Was Du ausprobieren kannst anstatt dem sdptool browse wäre einfach mal ein paar channels durchprobiere, angefangen bei 1 oder so ähnlich... Is zwar weder elegant noch eine tolle Empfehlung, aber ich glaub, es gibt ja nichtmal 30 Channels oder so... Somit sollte man ja in ner halben Stunde alles durchhaben. Mit sdptool browse findest ja nur den Channel raus.

Übrigens ein Tipp an alle KDE User: http://kde-bluetooth.sourceforge.net/
Das macht zwar bei enigen ziemliche Probleme mit der Installation (kompilierung schlägt fehl etc.) aber wenn man es mal kompiliert hat, und der  Datentransfer nach meiner Methode funktioniert, dann hat man mit kde-bluetooth eine wirklich komfortable BT Umgebung in seinem Konqueror. Find die sogar weitaus schöner realisiert als die ganzen Sachen, die es unter Windows gibt.

Da ist halt dann schön, dass man nicht jede Datei einzeln mit Object Push rumschieben muss, sonder man kann auch mehrere Dateien auf einmal kopieren mit dem Konqui...

Unter Gentoo hat, nach einer neukompilierung von den kdelibs, die anscheinend einen Hau weg hatten, ein ACCEPT_KEYWORDS="~x86" emerge kdebluetooth (müsste so heissen) gereicht um damit arbeiten zu können.

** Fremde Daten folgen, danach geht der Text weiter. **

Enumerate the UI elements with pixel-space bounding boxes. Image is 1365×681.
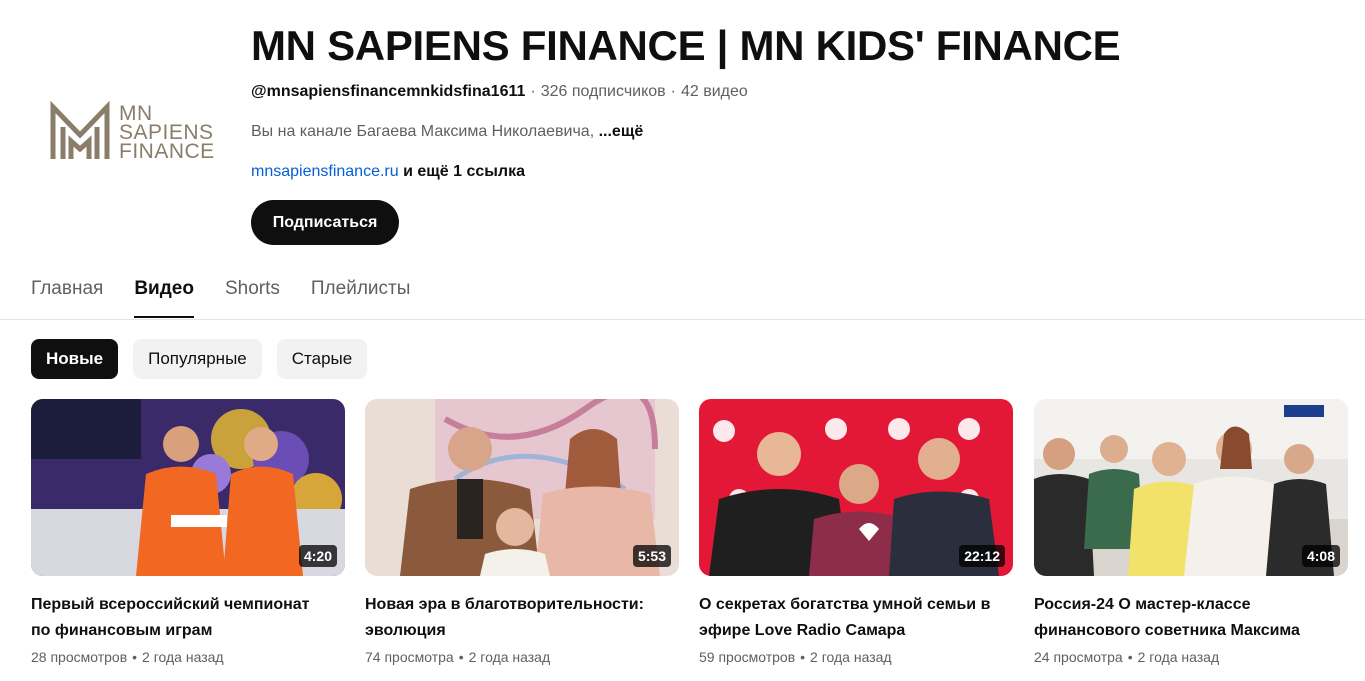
video-title[interactable]: О секретах богатства умной семьи в эфире… — [699, 592, 999, 644]
upload-age: 2 года назад — [468, 649, 551, 665]
tab-shorts[interactable]: Shorts — [225, 270, 280, 318]
video-duration: 4:08 — [1301, 545, 1340, 567]
video-grid: 4:20 Первый всероссийский чемпионат по ф… — [31, 399, 1365, 681]
thumbnail-image — [1034, 399, 1348, 576]
chip-popular[interactable]: Популярные — [133, 339, 262, 379]
mn-logo-icon — [50, 101, 110, 159]
upload-age: 2 года назад — [1137, 649, 1220, 665]
channel-title: MN SAPIENS FINANCE | MN KIDS' FINANCE — [251, 22, 1121, 69]
view-count: 24 просмотра — [1034, 649, 1123, 665]
video-meta: 24 просмотра • 2 года назад — [1034, 649, 1348, 665]
video-title[interactable]: Россия-24 О мастер-классе финансового со… — [1034, 592, 1334, 644]
channel-links: mnsapiensfinance.ru и ещё 1 ссылка — [251, 163, 525, 181]
video-thumbnail[interactable]: 5:53 — [365, 399, 679, 576]
channel-meta: @mnsapiensfinancemnkidsfina1611 · 326 подп… — [251, 83, 748, 101]
video-meta: 28 просмотров • 2 года назад — [31, 649, 345, 665]
logo-wordmark: MN SAPIENS FINANCE — [119, 101, 215, 163]
separator-dot: • — [458, 649, 464, 665]
view-count: 74 просмотра — [365, 649, 454, 665]
video-title[interactable]: Новая эра в благотворительности: эволюци… — [365, 592, 665, 644]
tab-home[interactable]: Главная — [31, 270, 103, 318]
channel-tabs: Главная Видео Shorts Плейлисты — [31, 270, 441, 318]
video-duration: 5:53 — [632, 545, 671, 567]
tab-videos[interactable]: Видео — [134, 270, 194, 318]
video-duration: 22:12 — [959, 545, 1005, 567]
video-thumbnail[interactable]: 4:20 — [31, 399, 345, 576]
video-thumbnail[interactable]: 22:12 — [699, 399, 1013, 576]
thumbnail-image — [365, 399, 679, 576]
view-count: 28 просмотров — [31, 649, 128, 665]
separator-dot: · — [530, 83, 536, 100]
tabs-divider — [0, 319, 1365, 320]
separator-dot: • — [1127, 649, 1133, 665]
chip-oldest[interactable]: Старые — [276, 339, 368, 379]
upload-age: 2 года назад — [810, 649, 892, 665]
website-link[interactable]: mnsapiensfinance.ru — [251, 163, 399, 180]
channel-avatar[interactable]: MN SAPIENS FINANCE — [31, 82, 231, 182]
video-card[interactable]: 22:12 О секретах богатства умной семьи в… — [699, 399, 1013, 665]
description-text: Вы на канале Багаева Максима Николаевича… — [251, 123, 595, 140]
video-thumbnail[interactable]: 4:08 — [1034, 399, 1348, 576]
more-links-button[interactable]: и ещё 1 ссылка — [403, 163, 525, 180]
separator-dot: • — [800, 649, 806, 665]
description-more-link[interactable]: ...ещё — [599, 123, 644, 140]
upload-age: 2 года назад — [142, 649, 224, 665]
subscribe-button[interactable]: Подписаться — [251, 200, 399, 245]
video-meta: 59 просмотров • 2 года назад — [699, 649, 1013, 665]
tab-playlists[interactable]: Плейлисты — [311, 270, 410, 318]
sort-chips: Новые Популярные Старые — [31, 339, 382, 379]
view-count: 59 просмотров — [699, 649, 796, 665]
video-card[interactable]: 4:20 Первый всероссийский чемпионат по ф… — [31, 399, 345, 665]
video-title[interactable]: Первый всероссийский чемпионат по финанс… — [31, 592, 331, 644]
separator-dot: · — [670, 83, 676, 100]
separator-dot: • — [132, 649, 138, 665]
thumbnail-image — [31, 399, 345, 576]
video-card[interactable]: 4:08 Россия-24 О мастер-классе финансово… — [1034, 399, 1348, 665]
chip-newest[interactable]: Новые — [31, 339, 119, 379]
video-count: 42 видео — [681, 83, 748, 100]
subscriber-count: 326 подписчиков — [540, 83, 666, 100]
video-card[interactable]: 5:53 Новая эра в благотворительности: эв… — [365, 399, 679, 665]
channel-handle: @mnsapiensfinancemnkidsfina1611 — [251, 83, 526, 100]
video-duration: 4:20 — [298, 545, 337, 567]
video-meta: 74 просмотра • 2 года назад — [365, 649, 679, 665]
channel-description[interactable]: Вы на канале Багаева Максима Николаевича… — [251, 123, 643, 141]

Ich habe letztens Übrigens mal versucht, mit Knoppix das Ganze zum Laufen zu bekommen. Hat wunderbar geklappt, nachdem ich noch zwei Libs nachinstalliert habe (geht ja mit dem apt Wrapper in die Ram Disk). Dazu werd ich noch ein Tut schreiben, sozusagen als Notnagel, bei wem es nicht funktioniert... Der kann dann zumindest Übergangsweise schon mal mit Knoppix die Files aufs Handy packen... Wenn noch Vorschläge kommen, was man am Tut verbessern sollte, dann immer her damit, dann werd ich auch das demnächst nochmal ordentlich überarbeiten... Natürlich auch Erfolgs und Misserfolgsmeldungen sind interessant... Oder auch, ob Ihr es dann irgendwie anders zum Laufen bekommen habt.

----------


## Blackshine

Ich habe es mal mit dem S55 meiner Freundin probiert, klappt einwandfrei. Obex Object Push ist auf Channel 4.

Gruß, Blackshine

----------